Protect Your Office Furniture From The Damaging Effects of Dry Air
December 31st, 2014 by Smart Fog
Let’s face, office furniture isn’t cheap, nor is it easy to replace. It’s not uncommon for some business owners to spend tens of thousands of dollars in office furniture alone, which is why it’s important for them to protect their investment. Allowing the office to fill with dry air can damage or even ruin office furniture.
Wooden office furniture (and other wooden items) contain small pores that absorb moisture vapor. Although they are naked to the human eye, thousands of tiny pores line the surface of wooden furniture. In humid environments, these pores wills swell and expand. Some expansion is perfectly normal and should cause no reason for concern. But when there’s not enough moisture vapor in the air, the pores on wooden furniture will dry out, resulting in costly damage.
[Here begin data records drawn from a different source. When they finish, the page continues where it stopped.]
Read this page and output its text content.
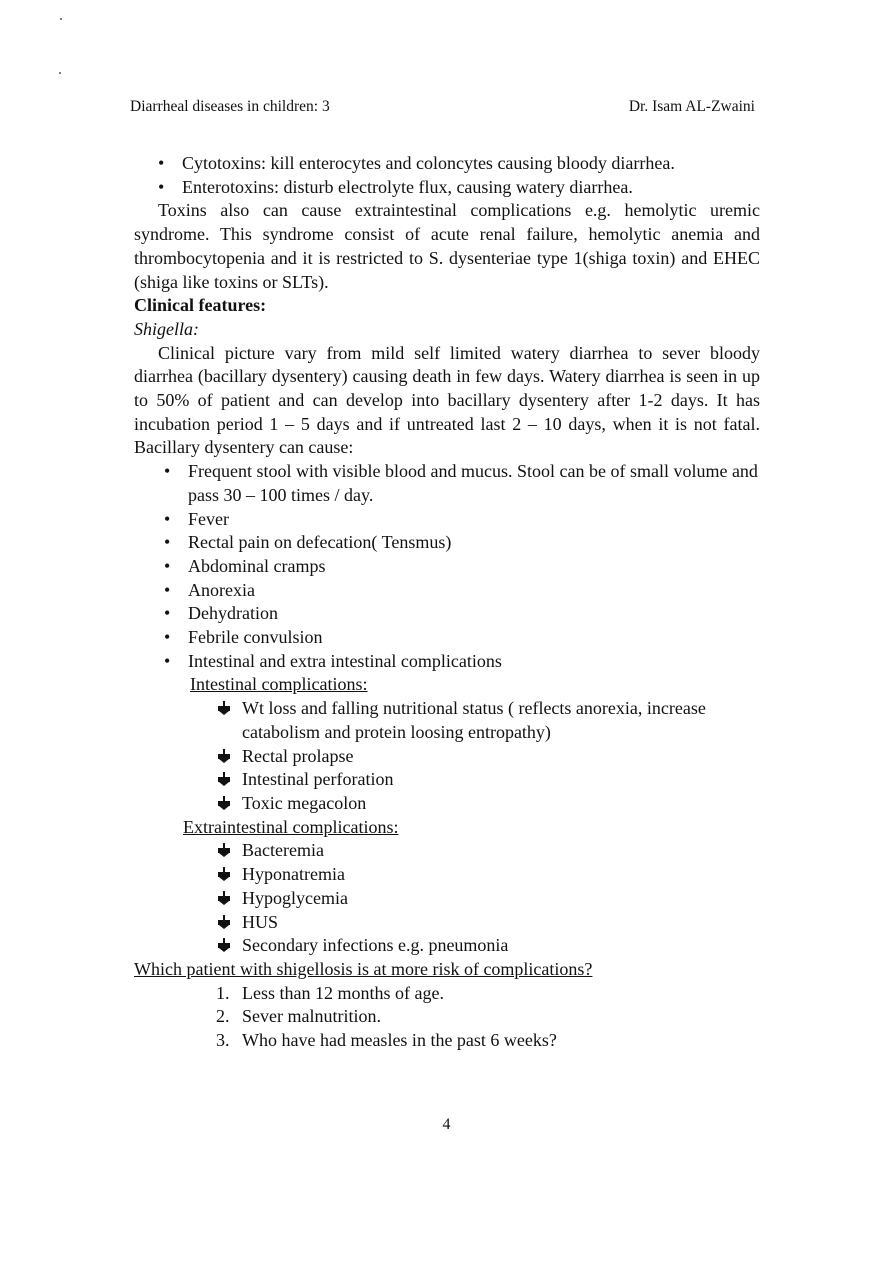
Diarrheal diseases in children: 3	Dr. Isam AL-Zwaini
• Cytotoxins: kill enterocytes and coloncytes causing bloody diarrhea.
• Enterotoxins: disturb electrolyte flux, causing watery diarrhea.

Toxins also can cause extraintestinal complications e.g. hemolytic uremic syndrome. This syndrome consist of acute renal failure, hemolytic anemia and thrombocytopenia and it is restricted to S. dysenteriae type 1(shiga toxin) and EHEC (shiga like toxins or SLTs).

Clinical features:

Shigella:

Clinical picture vary from mild self limited watery diarrhea to sever bloody diarrhea (bacillary dysentery) causing death in few days. Watery diarrhea is seen in up to 50% of patient and can develop into bacillary dysentery after 1-2 days. It has incubation period 1 – 5 days and if untreated last 2 – 10 days, when it is not fatal. Bacillary dysentery can cause:

• Frequent stool with visible blood and mucus. Stool can be of small volume and pass 30 – 100 times / day.
• Fever
• Rectal pain on defecation( Tensmus)
• Abdominal cramps
• Anorexia
• Dehydration
• Febrile convulsion
• Intestinal and extra intestinal complications

Intestinal complications:

Wt loss and falling nutritional status ( reflects anorexia, increase catabolism and protein loosing entropathy)
Rectal prolapse
Intestinal perforation
Toxic megacolon

Extraintestinal complications:

Bacteremia
Hyponatremia
Hypoglycemia
HUS
Secondary infections e.g. pneumonia

Which patient with shigellosis is at more risk of complications?

1. Less than 12 months of age.
2. Sever malnutrition.
3. Who have had measles in the past 6 weeks?
4
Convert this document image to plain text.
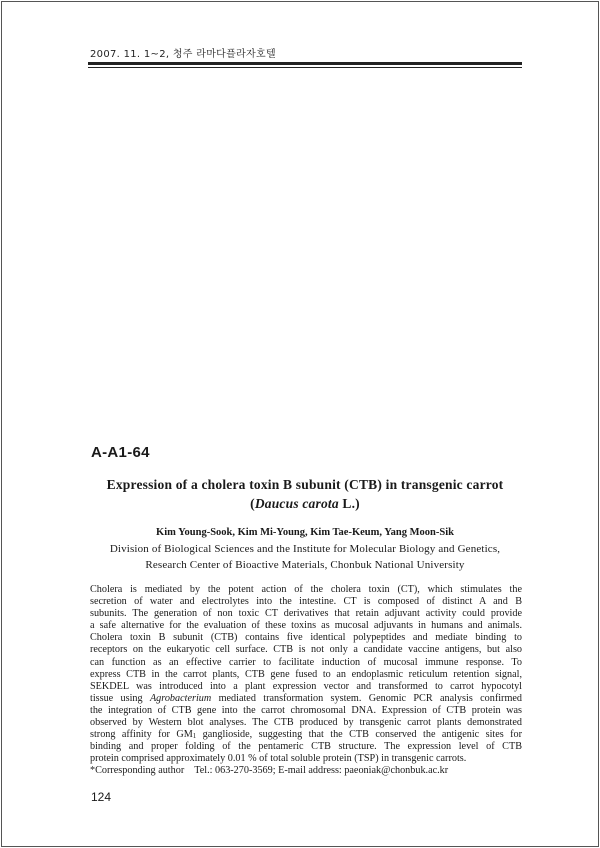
2007. 11. 1~2, 청주 라마다플라자호텔
A-A1-64
Expression of a cholera toxin B subunit (CTB) in transgenic carrot
(Daucus carota L.)
Kim Young-Sook, Kim Mi-Young, Kim Tae-Keum, Yang Moon-Sik
Division of Biological Sciences and the Institute for Molecular Biology and Genetics,
Research Center of Bioactive Materials, Chonbuk National University
Cholera is mediated by the potent action of the cholera toxin (CT), which stimulates the
secretion of water and electrolytes into the intestine. CT is composed of distinct A and B
subunits. The generation of non toxic CT derivatives that retain adjuvant activity could provide
a safe alternative for the evaluation of these toxins as mucosal adjuvants in humans and animals.
Cholera toxin B subunit (CTB) contains five identical polypeptides and mediate binding to
receptors on the eukaryotic cell surface. CTB is not only a candidate vaccine antigens, but also
can function as an effective carrier to facilitate induction of mucosal immune response. To
express CTB in the carrot plants, CTB gene fused to an endoplasmic reticulum retention signal,
SEKDEL was introduced into a plant expression vector and transformed to carrot hypocotyl
tissue using Agrobacterium mediated transformation system. Genomic PCR analysis confirmed
the integration of CTB gene into the carrot chromosomal DNA. Expression of CTB protein was
observed by Western blot analyses. The CTB produced by transgenic carrot plants demonstrated
strong affinity for $GM_1$ ganglioside, suggesting that the CTB conserved the antigenic sites for
binding and proper folding of the pentameric CTB structure. The expression level of CTB
protein comprised approximately 0.01 % of total soluble protein (TSP) in transgenic carrots.
*Corresponding author    Tel.: 063-270-3569; E-mail address: paeoniak@chonbuk.ac.kr
124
If office furniture is left in an environment with low humidity over a prolonged length of time, it will gradually begin to dry out. You may notice the furniture losing its natural luster and sheen, as the coloring begins to evaporate. Over time, its texture may change, feeling rough and brittle. If the furniture isn’t moved to an environment with proper humidity, the wooden materials may warp and crack. Wood is inherently designed to hold at least some moisture, and when it doesn’t receive this moisture, it will crack and splinter.
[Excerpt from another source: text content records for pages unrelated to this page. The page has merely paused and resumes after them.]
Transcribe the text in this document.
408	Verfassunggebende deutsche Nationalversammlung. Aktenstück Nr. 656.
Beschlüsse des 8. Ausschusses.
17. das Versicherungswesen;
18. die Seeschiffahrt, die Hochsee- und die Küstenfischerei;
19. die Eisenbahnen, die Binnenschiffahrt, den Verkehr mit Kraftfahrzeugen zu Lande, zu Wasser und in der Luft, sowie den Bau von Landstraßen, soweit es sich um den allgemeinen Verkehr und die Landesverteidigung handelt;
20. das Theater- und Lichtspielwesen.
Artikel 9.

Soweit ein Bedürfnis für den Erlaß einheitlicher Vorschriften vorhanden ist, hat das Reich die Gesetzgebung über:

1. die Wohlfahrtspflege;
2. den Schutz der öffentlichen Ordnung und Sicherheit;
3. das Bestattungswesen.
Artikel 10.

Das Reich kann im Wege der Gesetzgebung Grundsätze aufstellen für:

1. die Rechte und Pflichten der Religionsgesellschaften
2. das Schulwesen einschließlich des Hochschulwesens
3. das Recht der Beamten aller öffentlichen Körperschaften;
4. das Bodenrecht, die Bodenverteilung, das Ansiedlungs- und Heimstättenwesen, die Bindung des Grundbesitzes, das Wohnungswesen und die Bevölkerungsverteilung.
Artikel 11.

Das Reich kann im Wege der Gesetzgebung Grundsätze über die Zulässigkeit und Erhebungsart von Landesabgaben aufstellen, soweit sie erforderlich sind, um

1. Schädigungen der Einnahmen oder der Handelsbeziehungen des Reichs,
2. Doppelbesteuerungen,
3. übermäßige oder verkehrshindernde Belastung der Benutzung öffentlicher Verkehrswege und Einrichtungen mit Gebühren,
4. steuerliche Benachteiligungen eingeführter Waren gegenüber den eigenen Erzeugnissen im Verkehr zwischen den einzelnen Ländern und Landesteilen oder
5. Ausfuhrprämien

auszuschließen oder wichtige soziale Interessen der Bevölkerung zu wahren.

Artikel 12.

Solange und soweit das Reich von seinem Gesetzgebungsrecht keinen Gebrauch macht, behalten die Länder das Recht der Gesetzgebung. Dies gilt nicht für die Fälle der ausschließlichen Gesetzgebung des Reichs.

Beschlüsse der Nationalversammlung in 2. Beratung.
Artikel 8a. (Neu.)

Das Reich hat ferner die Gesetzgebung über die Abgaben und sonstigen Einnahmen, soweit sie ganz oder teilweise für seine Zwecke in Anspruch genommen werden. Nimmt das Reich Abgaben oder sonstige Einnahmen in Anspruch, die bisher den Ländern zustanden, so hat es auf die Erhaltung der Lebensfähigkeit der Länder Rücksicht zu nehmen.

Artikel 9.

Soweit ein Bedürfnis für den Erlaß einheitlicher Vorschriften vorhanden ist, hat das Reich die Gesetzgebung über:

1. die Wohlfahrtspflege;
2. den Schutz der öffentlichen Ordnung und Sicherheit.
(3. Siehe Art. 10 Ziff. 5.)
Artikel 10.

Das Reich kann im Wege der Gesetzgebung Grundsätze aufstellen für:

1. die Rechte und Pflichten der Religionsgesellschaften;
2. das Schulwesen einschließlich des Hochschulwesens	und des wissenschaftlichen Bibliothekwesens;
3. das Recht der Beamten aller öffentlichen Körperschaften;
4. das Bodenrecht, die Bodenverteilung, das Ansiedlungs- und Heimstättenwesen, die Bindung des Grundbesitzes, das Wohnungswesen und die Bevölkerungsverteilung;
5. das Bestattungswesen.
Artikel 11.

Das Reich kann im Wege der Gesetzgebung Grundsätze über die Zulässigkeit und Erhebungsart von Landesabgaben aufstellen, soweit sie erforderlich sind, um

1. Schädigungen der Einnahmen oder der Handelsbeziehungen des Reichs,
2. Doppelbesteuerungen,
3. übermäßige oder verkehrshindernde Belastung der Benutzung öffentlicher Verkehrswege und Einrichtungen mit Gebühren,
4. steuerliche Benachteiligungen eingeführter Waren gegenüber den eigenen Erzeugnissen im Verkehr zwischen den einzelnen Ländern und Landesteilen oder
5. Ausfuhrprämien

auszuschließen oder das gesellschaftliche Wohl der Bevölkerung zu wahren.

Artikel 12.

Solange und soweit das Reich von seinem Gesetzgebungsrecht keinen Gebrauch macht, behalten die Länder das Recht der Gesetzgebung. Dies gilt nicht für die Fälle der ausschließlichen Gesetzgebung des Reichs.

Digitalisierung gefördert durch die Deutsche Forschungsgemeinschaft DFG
It’s not just the wood in office furniture that’s susceptible to low humidity. A report published by the Smithsonian Institute found the coatings to be adversely impacted by humidity swings as well. “Wood is not the only furniture component to suffer from humidity swings. As they age and deteriorate, coatings become more inflexible. Since the wood continues to move with humidity changes, and the coating becomes increasingly brittle with time, humidity fluctuations eventually cause the coatings to begin fracturing or separating from the substrate,” wrote the report’s author. This report attests to the need for humidity control in offices.
The easiest way to protect your wooden office furniture from the adverse effects of dry air is to invest in a humidifier. These devices will maintain a proper relative humidity (RH) in your office by monitoring airborne moisture vapor and releasing additional moisture when needed. The bottom line is that every business owner should invest in at least one humidifier for his or her office.